Using the internet with disabilities is no easy feat, and the law agrees. Just this year, hundreds of eCommerce companies have been hit with lawsuits claiming violations of the Americans with Disabilities Act (ADA) because people with impairments were unable to access or effectively use sites across the internet.
In fact, more than 10,000 ADA compliance website lawsuits affected companies large and small over a wide range of industries in 2018. With so many different people using your website with a variety of browsers and devices, being accessible and compliant isn’t just the nice thing to do for your users; it’s the right, and the legal thing to do.
What is ADA compliance?
When you think of ADA compliance, you probably think of making sure your building is wheelchair accessible, or other structural changes like lifts and cut curbs. But in 2010, ADA Standards for Accessible Design was published, requiring that websites be accessible to everyone, including people who are visually impaired, hearing impaired, illiterate, or have a learning disability. With the additions to the ADA, new requirements were put in place for how to cater to all customers who visit your site, including requiring sites to be accessible by screen readers.
Many people with visual impairments use a screen reader to use the internet. Screen readers interact with a website by conveying to the user the contents of your site through text-to-speech and sound icons. The keyboard is used to navigate the site rather than a mouse, which requires visual cues. If your eCommerce site can’t be read by these devices, you’re losing out on potential customers, and you’re in violation of the ADA.
Read more about screen readers here.
Why does my eCommerce website need to be ADA compliant?
When a person with a disability arrives at your eCommerce site, they should be able to navigate easily enough to browse the site, contact you, or maybe even buy something. eCommerce sites require tons of interaction, with buttons to click, things to read, and information to enter, even more than an informative website would.
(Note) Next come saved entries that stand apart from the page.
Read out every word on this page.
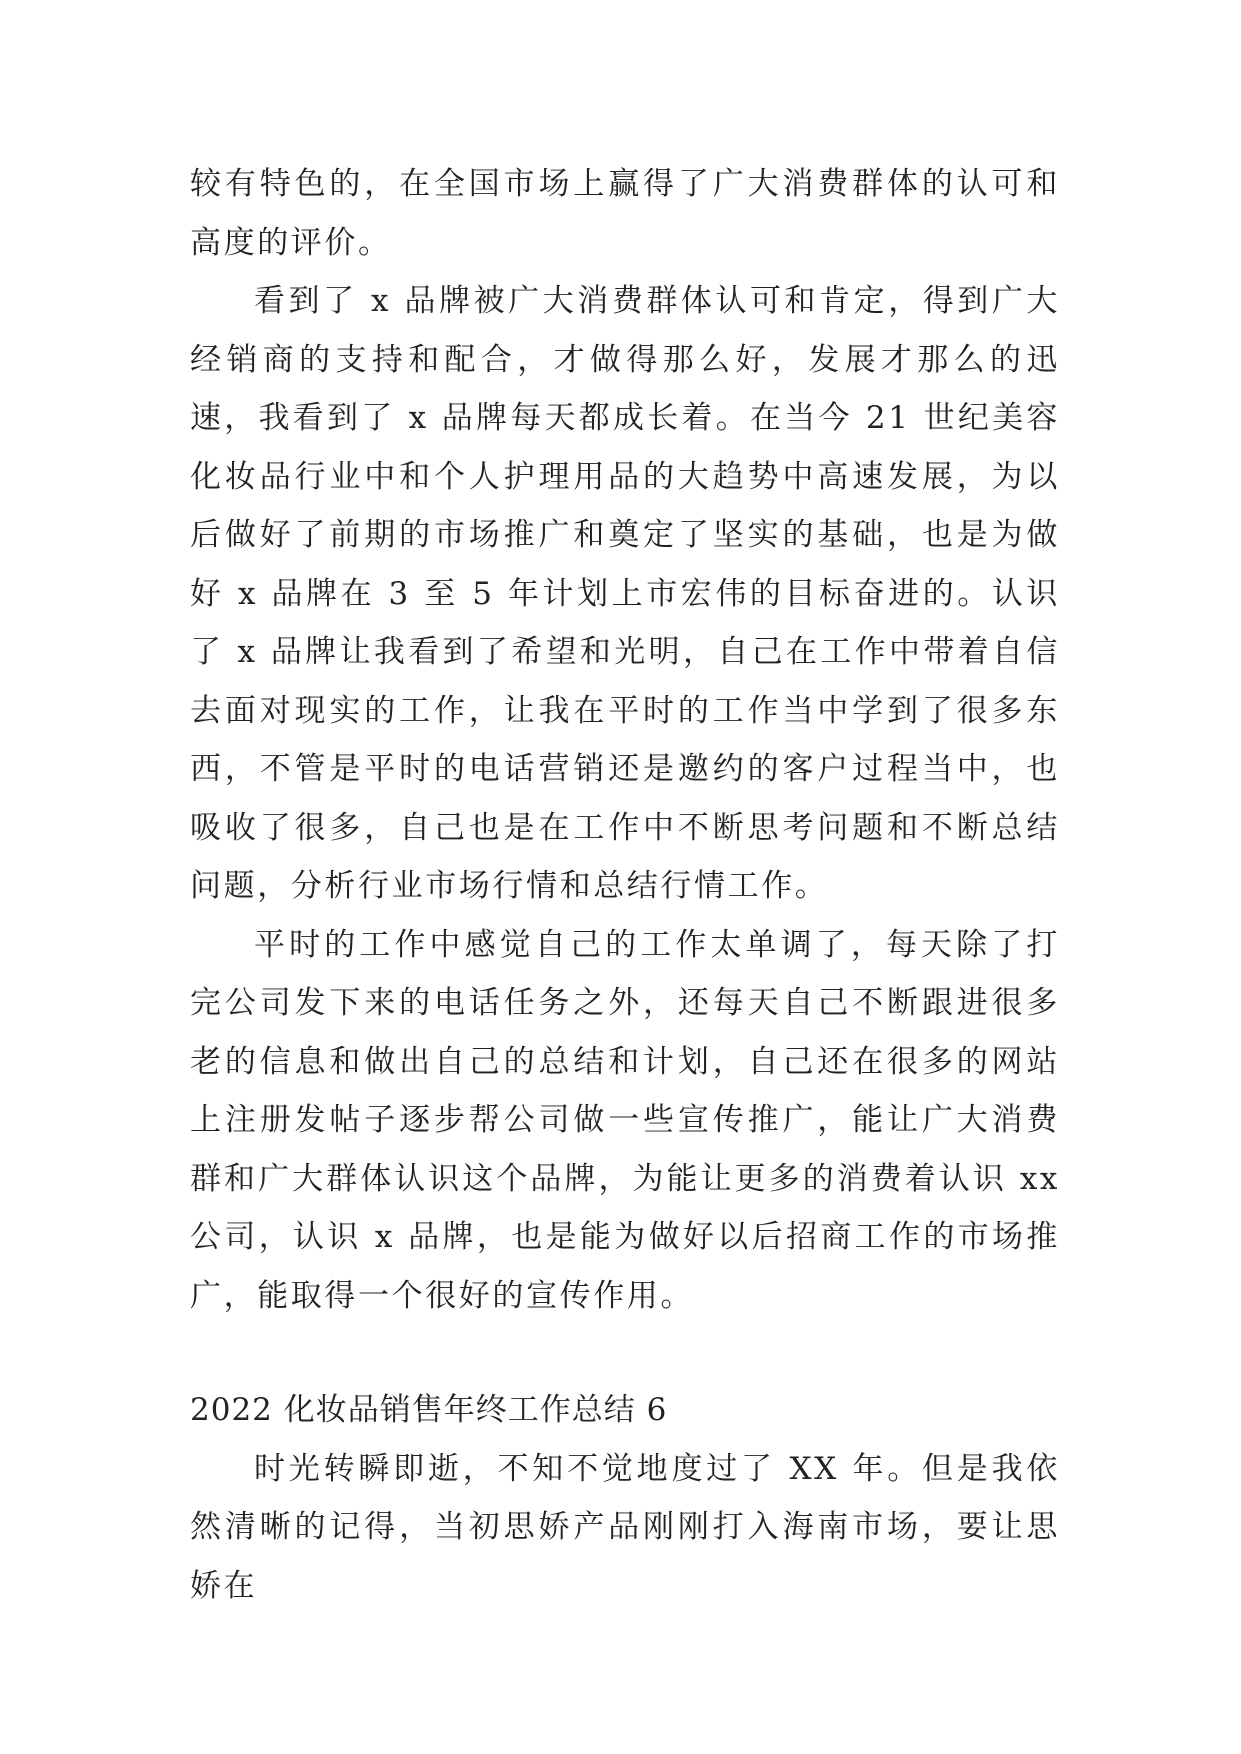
较有特色的，在全国市场上赢得了广大消费群体的认可和高度的评价。

看到了 x 品牌被广大消费群体认可和肯定，得到广大经销商的支持和配合，才做得那么好，发展才那么的迅速，我看到了 x 品牌每天都成长着。在当今 21 世纪美容化妆品行业中和个人护理用品的大趋势中高速发展，为以后做好了前期的市场推广和奠定了坚实的基础，也是为做好 x 品牌在 3 至 5 年计划上市宏伟的目标奋进的。认识了 x 品牌让我看到了希望和光明，自己在工作中带着自信去面对现实的工作，让我在平时的工作当中学到了很多东西，不管是平时的电话营销还是邀约的客户过程当中，也吸收了很多，自己也是在工作中不断思考问题和不断总结问题，分析行业市场行情和总结行情工作。

平时的工作中感觉自己的工作太单调了，每天除了打完公司发下来的电话任务之外，还每天自己不断跟进很多老的信息和做出自己的总结和计划，自己还在很多的网站上注册发帖子逐步帮公司做一些宣传推广，能让广大消费群和广大群体认识这个品牌，为能让更多的消费着认识 xx 公司，认识 x 品牌，也是能为做好以后招商工作的市场推广，能取得一个很好的宣传作用。

2022 化妆品销售年终工作总结 6

时光转瞬即逝，不知不觉地度过了 XX 年。但是我依然清晰的记得，当初思娇产品刚刚打入海南市场，要让思娇在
Beyond just avoiding lawsuits, if a person can’t navigate your site easily, they’ll probably just move on to your competitors. 19% of the population has a disability, so making your site ADA compliant may help your reputation, as well as helping you access thousands of new customers.
How can you ensure your website is ADA compliant?
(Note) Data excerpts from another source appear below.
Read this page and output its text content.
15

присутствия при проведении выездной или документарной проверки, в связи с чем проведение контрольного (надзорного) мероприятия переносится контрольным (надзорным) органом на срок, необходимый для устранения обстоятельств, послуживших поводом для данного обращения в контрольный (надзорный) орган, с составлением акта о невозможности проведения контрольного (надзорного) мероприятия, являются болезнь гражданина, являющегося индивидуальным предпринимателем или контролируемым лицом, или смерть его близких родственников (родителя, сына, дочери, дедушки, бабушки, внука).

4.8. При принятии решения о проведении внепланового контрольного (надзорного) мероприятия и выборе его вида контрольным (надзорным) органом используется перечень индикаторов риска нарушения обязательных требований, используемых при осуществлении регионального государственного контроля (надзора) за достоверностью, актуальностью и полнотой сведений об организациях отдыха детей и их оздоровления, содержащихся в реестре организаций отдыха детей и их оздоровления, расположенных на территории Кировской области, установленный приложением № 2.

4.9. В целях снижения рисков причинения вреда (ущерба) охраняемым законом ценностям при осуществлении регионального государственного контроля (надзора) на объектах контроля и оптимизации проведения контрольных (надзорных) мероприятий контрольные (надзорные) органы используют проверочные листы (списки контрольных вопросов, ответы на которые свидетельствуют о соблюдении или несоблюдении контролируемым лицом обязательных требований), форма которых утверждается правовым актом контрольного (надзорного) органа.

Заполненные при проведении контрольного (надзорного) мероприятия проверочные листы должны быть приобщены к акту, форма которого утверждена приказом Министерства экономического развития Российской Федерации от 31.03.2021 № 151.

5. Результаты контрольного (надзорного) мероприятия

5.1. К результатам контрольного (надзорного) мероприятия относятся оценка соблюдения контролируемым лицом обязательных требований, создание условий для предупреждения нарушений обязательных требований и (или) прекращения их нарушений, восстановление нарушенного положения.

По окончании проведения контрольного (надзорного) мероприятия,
When a visually impaired person tries to access a site that is not ADA compliant, they will probably run into trouble as soon as their screen reader tries to read the pictures on the site. If your images don’t have any captions or code behind them to explain what’s in the picture, called alt-text, your site is not ADA compliant.
The first step in becoming ADA compliant is to figure out all the aspects of the law and how they apply to your site. While lack of alt-text is one of the most common problems cited in lawsuits, making sure your site is accessible requires fixing all the issues people with disabilities may come across. For example, certain disabilities require the site to have full keyboard accessibility, so your site can be read by people who cannot use a mouse. Other violations of the ADA involve color contrast, so that colorblind people can see all parts of the site. The ADA even includes provisions banning flashing lights on your site, so as not to trigger someone with epilepsy.
Knowledge is the logical first step in creating an ADA-compliant site. ADA compliance training can ensure that all members of your team are knowledgeable on all the requirements involved with website ADA compliance, so things don’t go unnoticed. By identifying what needs to be done on your site and working with knowledgeable people, you can easily find the right tools to develop new code that is compliant.
Don’t let a lawsuit be the catalyst to make your site ADA compliant. By working with those in the know and using the right tools, you can instantly access new customers who may have otherwise looked to your competitors. Being accessible and compliant isn’t just a common courtesy for your users; it’s required by law, but more than that, it’s just the right thing to do.